My hourly rates vary depending on several factors, including project details, duration, and priority. To retain my services with no commitment to a minimum number of hours, my rate range is $90 – $100 per hour. However, I generally prefer clients pre-purchase blocks of my time. As an incentive, my hourly rate is discounted based on the amount of time you commit to purchasing.
- $80 – $90 per hour
Twenty five hours
- $75 – $85 per hour
One hundred hours
- $70 – $80 per hour
Purchased hours are non-refundable and expire after 30 days in a “use it or lose it” fashion. This prevents me from being perpetually on the hook for unused hours of work and allows me to better manage my time across projects.
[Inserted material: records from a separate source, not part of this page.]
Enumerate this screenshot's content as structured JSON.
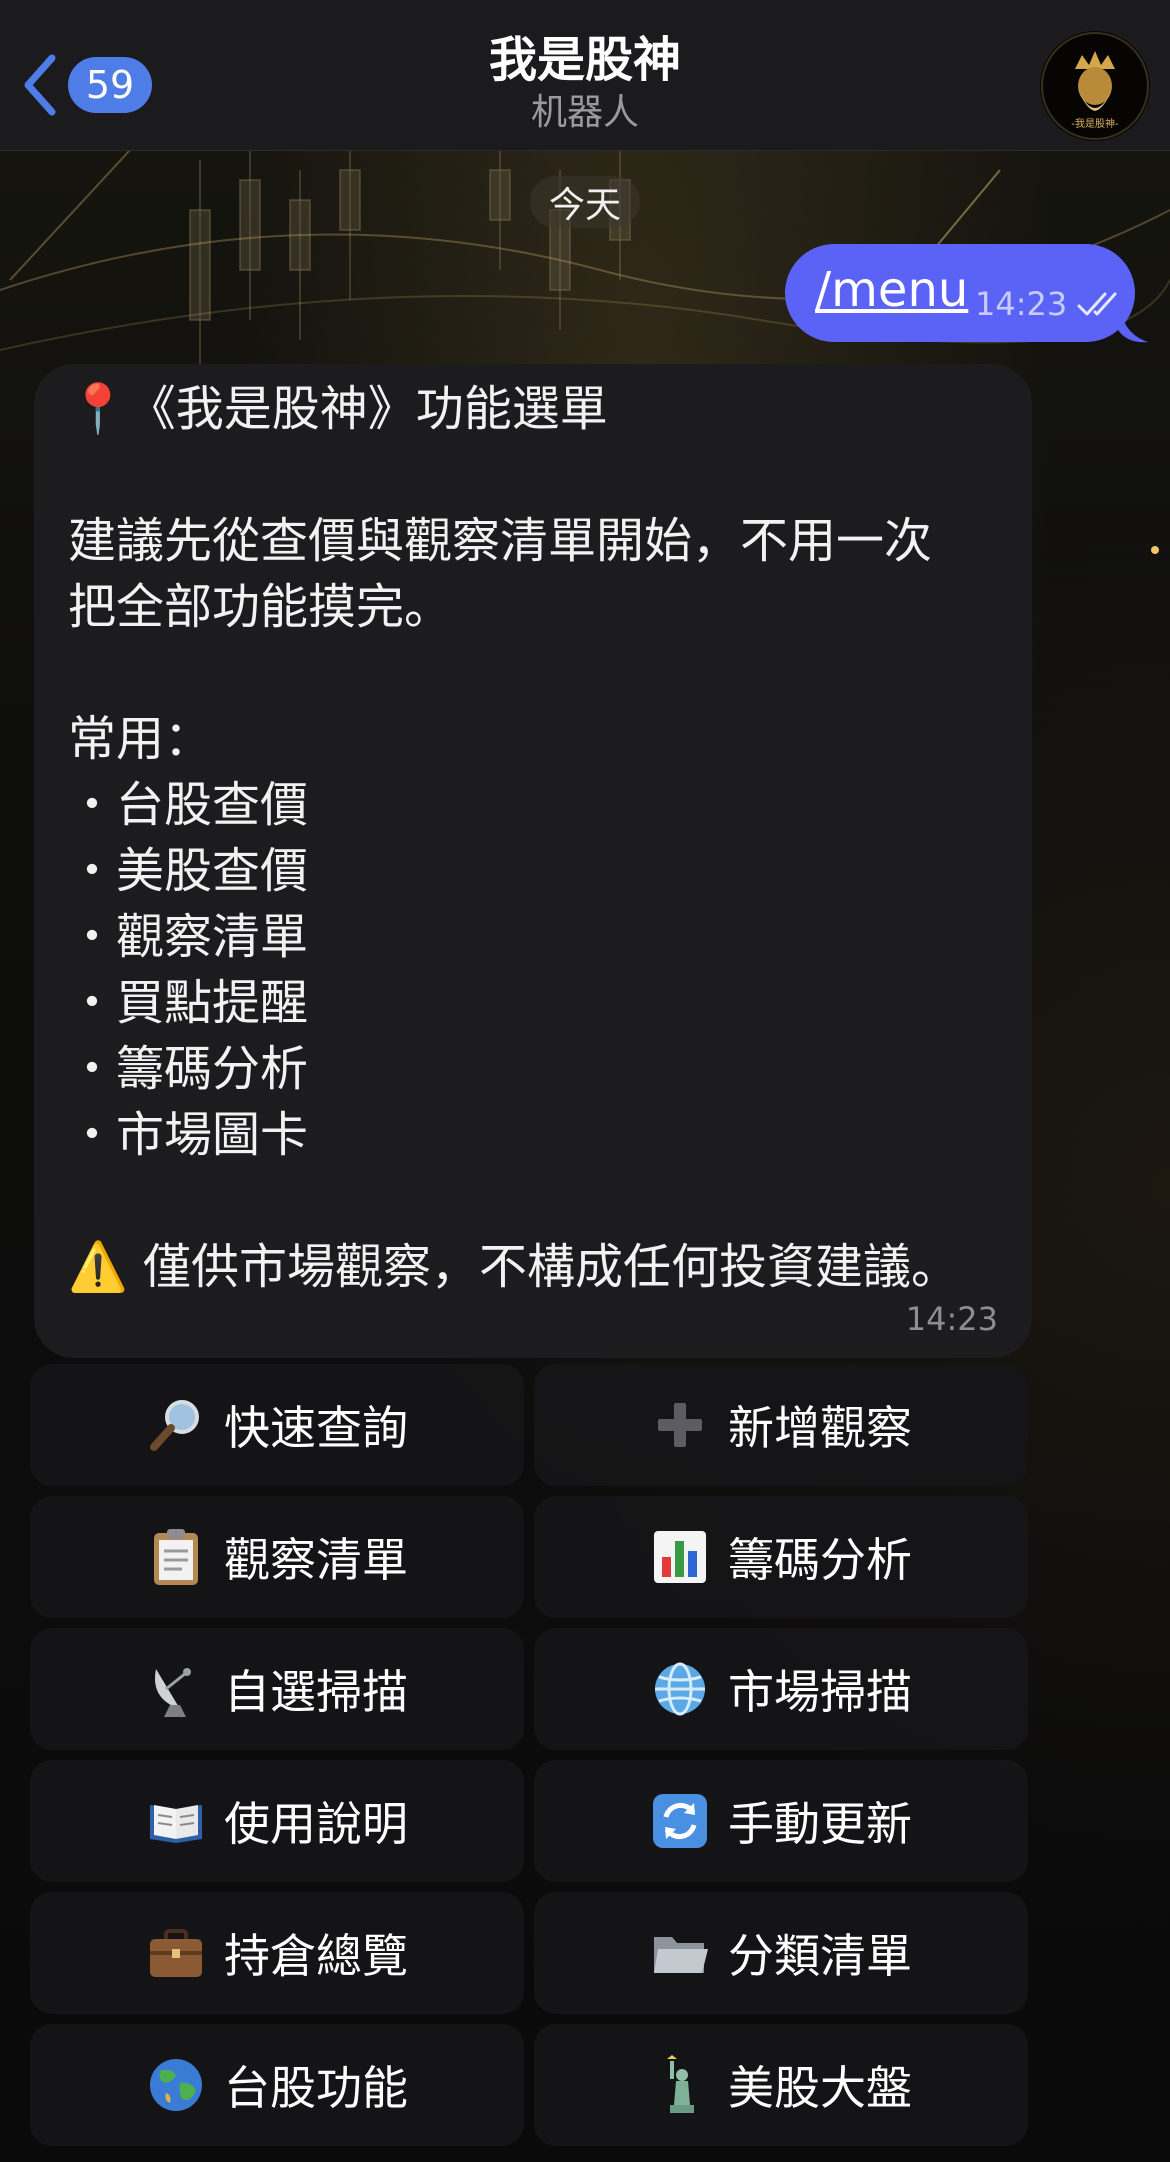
{
  "header": {
    "back_count": "59",
    "title": "我是股神",
    "subtitle": "机器人",
    "avatar_text": "-我是股神-"
  },
  "date_separator": "今天",
  "outgoing": {
    "text": "/menu",
    "time": "14:23"
  },
  "incoming": {
    "text": "📍《我是股神》功能選單\n\n建議先從查價與觀察清單開始，不用一次\n把全部功能摸完。\n\n常用：\n・台股查價\n・美股查價\n・觀察清單\n・買點提醒\n・籌碼分析\n・市場圖卡\n\n⚠️ 僅供市場觀察，不構成任何投資建議。",
    "time": "14:23"
  },
  "keyboard": [
    {
      "icon": "magnifier-icon",
      "label": "快速查詢"
    },
    {
      "icon": "plus-icon",
      "label": "新增觀察"
    },
    {
      "icon": "clipboard-icon",
      "label": "觀察清單"
    },
    {
      "icon": "bar-chart-icon",
      "label": "籌碼分析"
    },
    {
      "icon": "satellite-dish-icon",
      "label": "自選掃描"
    },
    {
      "icon": "globe-meridians-icon",
      "label": "市場掃描"
    },
    {
      "icon": "open-book-icon",
      "label": "使用說明"
    },
    {
      "icon": "refresh-icon",
      "label": "手動更新"
    },
    {
      "icon": "briefcase-icon",
      "label": "持倉總覽"
    },
    {
      "icon": "folder-icon",
      "label": "分類清單"
    },
    {
      "icon": "earth-icon",
      "label": "台股功能"
    },
    {
      "icon": "statue-of-liberty-icon",
      "label": "美股大盤"
    }
  ],
  "colors": {
    "accent": "#4f7de8",
    "outgoing_bubble": "#5a63f5",
    "incoming_bubble": "#1c1c1e"
  }
}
Regardless of how many blocks are purchased, I will always be prepared to provide a description of work for hours used on a regular basis – weekly or even daily if you so desire.
Generally speaking, I should be assigned work in no less than 4-hour increments, not to exceed 10 hours per day. This is to prevent excessive task and project switching or the scheduling of too many hours in a single day, both of which often lead to a degradation in quality of work. That being said, I make every effort to accommodate reasonable requests and I think you’ll find that I am pretty flexible.
As a contractor, I expect all payments to be recorded on Form 1099-MISC, Miscellaneous Income, for tax purposes. As such, I would not expect any matching of federal payroll taxes, employee benefits or advance notice of a termination of the arrangement or other such expectations of an employee.